You are right, the power curve and thus max. peak power are completely defined by the plate curve and the operating point.
What I meant is that each pair of dVp/dIp values used to generate the power curve also defines a load line.

Not regarding the principle you stated above and your method.

But, of course, peak power will depend on the specific shape of the plate curve. Seems you picked a "better" than average 6L6 for your measurement.
I would expect a tube having a saturation voltage of around 80V to produce less peak power than your example. Which probably also means a different optimal loadline.


Had to look this up. My comment was not meant to distract from the useful principle you showed. Just wondering about the unusually low saturation voltage and sharper than average knee.

re: "There is no load required to be specified to produce that line."

That's not true, a load is always stated in the data sheet at EIA industry-standard (at the time) operating conditions of Vp=Vs=250V. However, that load is user selectable:



At 'other' operating conditions, a different load is appropriate, but its selection is left to the tube user, which is why data sheets include "example" circuits in different configurations.

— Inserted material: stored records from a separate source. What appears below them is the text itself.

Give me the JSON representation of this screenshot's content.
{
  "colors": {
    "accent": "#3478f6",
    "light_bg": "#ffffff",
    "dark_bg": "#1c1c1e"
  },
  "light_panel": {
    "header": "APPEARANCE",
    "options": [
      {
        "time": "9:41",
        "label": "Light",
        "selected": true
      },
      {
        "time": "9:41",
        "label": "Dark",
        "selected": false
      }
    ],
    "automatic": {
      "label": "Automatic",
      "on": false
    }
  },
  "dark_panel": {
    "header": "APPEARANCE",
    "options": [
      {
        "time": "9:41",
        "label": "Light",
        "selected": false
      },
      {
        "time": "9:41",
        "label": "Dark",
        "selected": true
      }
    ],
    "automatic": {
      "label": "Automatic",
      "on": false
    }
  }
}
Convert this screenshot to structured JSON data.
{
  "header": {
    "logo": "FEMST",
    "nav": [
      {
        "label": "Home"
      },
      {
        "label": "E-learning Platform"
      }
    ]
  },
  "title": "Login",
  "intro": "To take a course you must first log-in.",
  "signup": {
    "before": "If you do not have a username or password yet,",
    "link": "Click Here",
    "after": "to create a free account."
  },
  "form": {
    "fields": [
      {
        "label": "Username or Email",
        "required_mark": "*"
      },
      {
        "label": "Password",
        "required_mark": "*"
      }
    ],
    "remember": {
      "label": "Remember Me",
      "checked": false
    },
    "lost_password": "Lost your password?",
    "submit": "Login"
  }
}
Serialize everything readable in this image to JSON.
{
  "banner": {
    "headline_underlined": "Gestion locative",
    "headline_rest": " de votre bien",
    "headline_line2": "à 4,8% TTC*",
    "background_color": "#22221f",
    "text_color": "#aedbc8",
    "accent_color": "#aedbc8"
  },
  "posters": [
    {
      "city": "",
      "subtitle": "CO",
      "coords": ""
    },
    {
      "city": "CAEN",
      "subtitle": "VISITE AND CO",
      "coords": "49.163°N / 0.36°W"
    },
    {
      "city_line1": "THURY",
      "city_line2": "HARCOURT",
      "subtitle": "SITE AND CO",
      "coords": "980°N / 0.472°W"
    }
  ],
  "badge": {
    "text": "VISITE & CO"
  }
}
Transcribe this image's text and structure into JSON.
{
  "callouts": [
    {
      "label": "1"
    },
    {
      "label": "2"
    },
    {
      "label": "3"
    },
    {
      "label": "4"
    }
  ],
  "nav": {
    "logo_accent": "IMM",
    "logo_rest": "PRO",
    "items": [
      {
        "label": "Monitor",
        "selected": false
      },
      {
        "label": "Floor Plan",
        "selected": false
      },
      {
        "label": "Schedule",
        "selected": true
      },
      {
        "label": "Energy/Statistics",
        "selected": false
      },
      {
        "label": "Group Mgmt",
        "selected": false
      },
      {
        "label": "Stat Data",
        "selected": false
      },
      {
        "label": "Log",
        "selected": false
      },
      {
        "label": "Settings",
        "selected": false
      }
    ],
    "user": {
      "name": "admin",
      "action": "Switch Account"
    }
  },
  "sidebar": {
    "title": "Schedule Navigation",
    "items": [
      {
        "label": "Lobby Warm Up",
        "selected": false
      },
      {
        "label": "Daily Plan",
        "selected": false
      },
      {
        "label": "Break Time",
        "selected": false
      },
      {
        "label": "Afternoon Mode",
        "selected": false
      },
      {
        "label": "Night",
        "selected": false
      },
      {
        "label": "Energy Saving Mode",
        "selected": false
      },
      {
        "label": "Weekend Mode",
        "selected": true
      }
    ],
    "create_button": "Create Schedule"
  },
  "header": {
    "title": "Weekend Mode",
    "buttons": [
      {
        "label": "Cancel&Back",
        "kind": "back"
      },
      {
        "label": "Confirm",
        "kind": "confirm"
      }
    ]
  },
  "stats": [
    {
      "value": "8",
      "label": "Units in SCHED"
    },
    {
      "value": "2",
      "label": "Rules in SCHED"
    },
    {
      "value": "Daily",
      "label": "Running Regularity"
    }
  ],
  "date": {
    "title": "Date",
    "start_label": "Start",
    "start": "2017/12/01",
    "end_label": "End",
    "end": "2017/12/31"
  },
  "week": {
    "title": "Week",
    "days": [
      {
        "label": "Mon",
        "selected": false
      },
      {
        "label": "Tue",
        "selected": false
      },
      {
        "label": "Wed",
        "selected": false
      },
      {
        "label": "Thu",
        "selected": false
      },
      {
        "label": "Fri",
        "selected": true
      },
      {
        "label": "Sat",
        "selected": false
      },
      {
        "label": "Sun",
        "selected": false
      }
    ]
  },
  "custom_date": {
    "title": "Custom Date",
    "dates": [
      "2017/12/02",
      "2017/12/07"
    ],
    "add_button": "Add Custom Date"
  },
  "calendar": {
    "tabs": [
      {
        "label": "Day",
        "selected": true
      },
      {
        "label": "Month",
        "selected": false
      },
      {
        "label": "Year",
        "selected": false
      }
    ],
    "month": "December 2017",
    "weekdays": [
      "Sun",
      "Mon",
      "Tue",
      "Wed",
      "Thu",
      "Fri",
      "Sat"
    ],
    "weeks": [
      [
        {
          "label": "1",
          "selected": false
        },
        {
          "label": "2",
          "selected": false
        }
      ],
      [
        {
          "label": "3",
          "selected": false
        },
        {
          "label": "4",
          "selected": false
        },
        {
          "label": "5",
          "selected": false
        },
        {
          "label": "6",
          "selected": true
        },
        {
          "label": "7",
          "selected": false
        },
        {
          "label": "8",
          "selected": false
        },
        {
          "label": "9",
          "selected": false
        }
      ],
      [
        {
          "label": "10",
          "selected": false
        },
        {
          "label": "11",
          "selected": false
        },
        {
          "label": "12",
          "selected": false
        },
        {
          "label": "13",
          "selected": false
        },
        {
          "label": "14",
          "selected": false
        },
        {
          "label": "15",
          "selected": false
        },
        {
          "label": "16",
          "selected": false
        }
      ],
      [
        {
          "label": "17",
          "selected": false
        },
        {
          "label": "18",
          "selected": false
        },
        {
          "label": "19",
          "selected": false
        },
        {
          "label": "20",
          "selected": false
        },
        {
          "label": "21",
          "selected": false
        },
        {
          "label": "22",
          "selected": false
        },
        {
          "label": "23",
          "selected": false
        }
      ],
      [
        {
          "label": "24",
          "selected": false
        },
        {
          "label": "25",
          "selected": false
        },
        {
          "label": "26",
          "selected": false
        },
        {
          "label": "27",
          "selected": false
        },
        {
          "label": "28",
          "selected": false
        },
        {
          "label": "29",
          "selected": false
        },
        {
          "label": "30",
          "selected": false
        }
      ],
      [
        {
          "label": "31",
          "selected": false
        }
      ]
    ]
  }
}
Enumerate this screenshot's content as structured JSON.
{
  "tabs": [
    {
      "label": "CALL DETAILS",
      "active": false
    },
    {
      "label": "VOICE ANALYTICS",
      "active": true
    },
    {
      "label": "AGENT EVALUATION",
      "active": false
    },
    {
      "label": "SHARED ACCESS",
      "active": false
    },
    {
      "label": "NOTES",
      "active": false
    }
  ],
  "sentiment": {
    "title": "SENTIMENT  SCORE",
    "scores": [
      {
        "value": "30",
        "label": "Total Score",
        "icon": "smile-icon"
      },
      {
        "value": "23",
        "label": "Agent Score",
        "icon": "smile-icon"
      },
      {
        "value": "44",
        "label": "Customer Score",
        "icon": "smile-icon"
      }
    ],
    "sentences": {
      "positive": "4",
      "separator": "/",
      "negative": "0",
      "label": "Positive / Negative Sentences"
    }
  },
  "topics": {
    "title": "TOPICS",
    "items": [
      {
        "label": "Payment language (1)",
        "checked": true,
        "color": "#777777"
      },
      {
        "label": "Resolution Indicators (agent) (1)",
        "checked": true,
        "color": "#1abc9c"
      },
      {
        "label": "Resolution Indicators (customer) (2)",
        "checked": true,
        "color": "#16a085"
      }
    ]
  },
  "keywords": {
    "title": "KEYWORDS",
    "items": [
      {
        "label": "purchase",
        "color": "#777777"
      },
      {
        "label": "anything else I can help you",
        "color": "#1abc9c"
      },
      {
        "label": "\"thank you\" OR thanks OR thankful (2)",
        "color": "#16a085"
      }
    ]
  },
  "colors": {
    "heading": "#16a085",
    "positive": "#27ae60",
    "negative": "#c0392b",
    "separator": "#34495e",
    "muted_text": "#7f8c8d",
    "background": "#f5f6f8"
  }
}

Sorry, no. The statement is a fact. It follows from how the max power line is defined. End of story. You'll just have to take my word that I didn't use the load resistance in deriving it.

Each point on the max power line does correspond to a load resistance is required to achieve that power. You are indeed are free to choose any load you wish. Just note the Vp where the load line intersects the Vg=0 curve and read the power off the max power line. Easy peasy!

This isn't a bad time to point out that the power is just an estimate based on some simplifying assumptions.

re: "Each point on the max power line does correspond to a load resistance is required to achieve that power."

Exactly, since voltage-times-current defines power, but likewise simultaneously defines the load resistance (R = V/A) at that instant.